岩手町で和牛繁殖牛を飼養する秀樹さんは、24歳の時に祖父から受け継ぎ、現在は勤めながら両親と一緒に親牛31頭と子牛17頭を飼養管理している。

3人姉弟の長男として育った秀樹さんは、祖父が牛を飼う牛舎が遊び場という環境だった。小学生からはホッケーを始め部活に明け暮れる生活が高校まで続いた。卒業後は介護福祉の専門学校に進み介護老人保健施設へ就職、介護福祉士として働いている。

就職から数年経ったころ、祖父が高齢により牛の管理が思うようにいかなくなり、十数頭いた牛は3頭にまでなっていた。「祖父が地域で初代の部会長を務めていたので、やめる訳にもいかないという思いもあったが、まずは、やってみよう!という気持ちだった」と当時を話す。そして和牛繁殖農家としての生活が始まった。

経験の積み重ね

祖父が働く姿は見てきているが、知識も経験もない秀樹さん。当初はJAの担当者や地域の農家さん、獣医さんと様々な人から教えてもらいながらの生活だった。「ちゃんと学校に通い、農業や畜産について学んだ方が良かったのではないかと思った時期もあったが、いろいろな人から聞いた事を実践して失敗もしてきた。今となれば、一つのやり方に拘らず何でも吸収でき、興味を持ってやれているので良かったのかな」と苦笑いする。

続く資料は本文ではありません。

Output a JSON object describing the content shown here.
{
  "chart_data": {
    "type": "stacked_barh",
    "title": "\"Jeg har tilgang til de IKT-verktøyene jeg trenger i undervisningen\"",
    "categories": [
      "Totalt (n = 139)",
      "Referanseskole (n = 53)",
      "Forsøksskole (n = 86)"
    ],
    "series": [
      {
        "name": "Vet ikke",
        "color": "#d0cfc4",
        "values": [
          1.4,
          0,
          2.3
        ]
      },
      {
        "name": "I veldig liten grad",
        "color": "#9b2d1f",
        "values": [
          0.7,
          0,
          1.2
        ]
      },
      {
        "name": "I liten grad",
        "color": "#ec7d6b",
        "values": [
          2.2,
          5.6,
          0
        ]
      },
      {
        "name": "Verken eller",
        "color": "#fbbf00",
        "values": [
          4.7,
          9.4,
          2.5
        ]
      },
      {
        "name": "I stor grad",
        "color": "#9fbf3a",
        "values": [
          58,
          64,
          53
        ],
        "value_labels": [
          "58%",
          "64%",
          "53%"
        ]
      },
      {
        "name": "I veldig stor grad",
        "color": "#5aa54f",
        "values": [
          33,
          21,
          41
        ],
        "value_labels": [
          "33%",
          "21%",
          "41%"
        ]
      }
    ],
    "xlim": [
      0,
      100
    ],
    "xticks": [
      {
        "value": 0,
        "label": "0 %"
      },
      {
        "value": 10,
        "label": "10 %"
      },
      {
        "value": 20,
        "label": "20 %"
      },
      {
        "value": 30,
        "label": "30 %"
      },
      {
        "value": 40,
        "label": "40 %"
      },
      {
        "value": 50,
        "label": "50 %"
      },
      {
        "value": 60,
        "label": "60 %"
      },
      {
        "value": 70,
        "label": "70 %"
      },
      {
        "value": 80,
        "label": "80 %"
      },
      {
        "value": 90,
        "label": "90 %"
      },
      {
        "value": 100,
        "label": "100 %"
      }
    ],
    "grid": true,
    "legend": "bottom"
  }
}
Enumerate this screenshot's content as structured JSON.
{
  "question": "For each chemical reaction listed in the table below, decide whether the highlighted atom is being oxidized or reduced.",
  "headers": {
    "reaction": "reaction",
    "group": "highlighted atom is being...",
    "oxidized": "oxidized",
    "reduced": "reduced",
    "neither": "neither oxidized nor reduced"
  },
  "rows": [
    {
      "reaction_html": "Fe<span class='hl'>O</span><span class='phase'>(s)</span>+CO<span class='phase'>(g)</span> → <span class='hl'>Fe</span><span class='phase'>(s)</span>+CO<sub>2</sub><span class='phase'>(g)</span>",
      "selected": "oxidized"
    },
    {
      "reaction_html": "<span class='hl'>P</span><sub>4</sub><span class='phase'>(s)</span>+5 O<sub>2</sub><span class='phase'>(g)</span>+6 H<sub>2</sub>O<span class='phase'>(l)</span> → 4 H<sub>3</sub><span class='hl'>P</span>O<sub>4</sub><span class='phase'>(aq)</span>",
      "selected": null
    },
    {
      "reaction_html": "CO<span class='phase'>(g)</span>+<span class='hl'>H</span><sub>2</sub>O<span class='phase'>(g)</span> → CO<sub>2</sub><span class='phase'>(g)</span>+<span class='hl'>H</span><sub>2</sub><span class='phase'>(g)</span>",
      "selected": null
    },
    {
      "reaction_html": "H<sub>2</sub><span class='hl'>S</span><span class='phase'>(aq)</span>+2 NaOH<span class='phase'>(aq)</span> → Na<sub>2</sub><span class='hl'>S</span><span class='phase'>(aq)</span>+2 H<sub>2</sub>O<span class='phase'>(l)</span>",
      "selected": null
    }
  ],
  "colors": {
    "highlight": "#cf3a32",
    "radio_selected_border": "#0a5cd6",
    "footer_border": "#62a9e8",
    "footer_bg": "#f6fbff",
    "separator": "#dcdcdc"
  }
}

しかし、当初から順調だった訳ではなく、分娩事故なども経験している。経験不足ということもあったが、何かできることがあったのではと涙を流すこともしばしばあった。「牛がいることで生活ができている、そして、命の大切さは子どもたちにも隠さずに伝えるようにしている」と話す。

また、当初から思い描いていたのが、20年働きながら規模を拡大し専業になるという計画だった。祖父から譲り受けた3頭から始まり、現在は31頭の母牛を飼育。「5年以内には仕事を辞め、専業で50頭の飼養を考えている」と話す。知識を蓄えながら将来しっかり経営できる基盤づくりを意識していた。鳥取県や九州にも自ら足を運び、能力の高い母牛の導入や購買者である肥育農家との繋がりを大切にしてきている。「最終的な枝肉の成績や評価をできるだけ聞くようにして、飼養管理の改善につなげている。自分が出荷した牛が選ばれることが認められていると実感できる。目標は、信用で買ってもらえるようになることで、反面、妥協できないという責任にもつながっている」と話す。

全共鹿児島大会への出場

今年の10月に鹿児島県で開催される全国和牛能力共進会への出品候補牛を飼養管理する秀樹さん。「やれることはやってきている。地区選抜、県選抜で選ばれ、全国和牛能力共進会に行くのが当面の目標」と、意気込みを話す。確実に積み重ねてきた知識と経験、まわりの協力を得ながらの挑戦となる。

そして、「岩手町にも頑張っている畜産農家がいる。岩手町の畜産を県内外に広くアピールしていきたい」と話す。当初から取り組みを進めてきた経営基盤の確立も見えてきた今、これからが本番となる秀樹さん。地域を牽引していく頼もしい存在になりそうだ。

プロフィール

横田 秀樹

横田 秀樹 よこた ひでき さん

「3人の子どもたちがホッケーで活躍しているので、いろいろな所に行けるのが楽しみ」と笑顔で話す秀樹さん。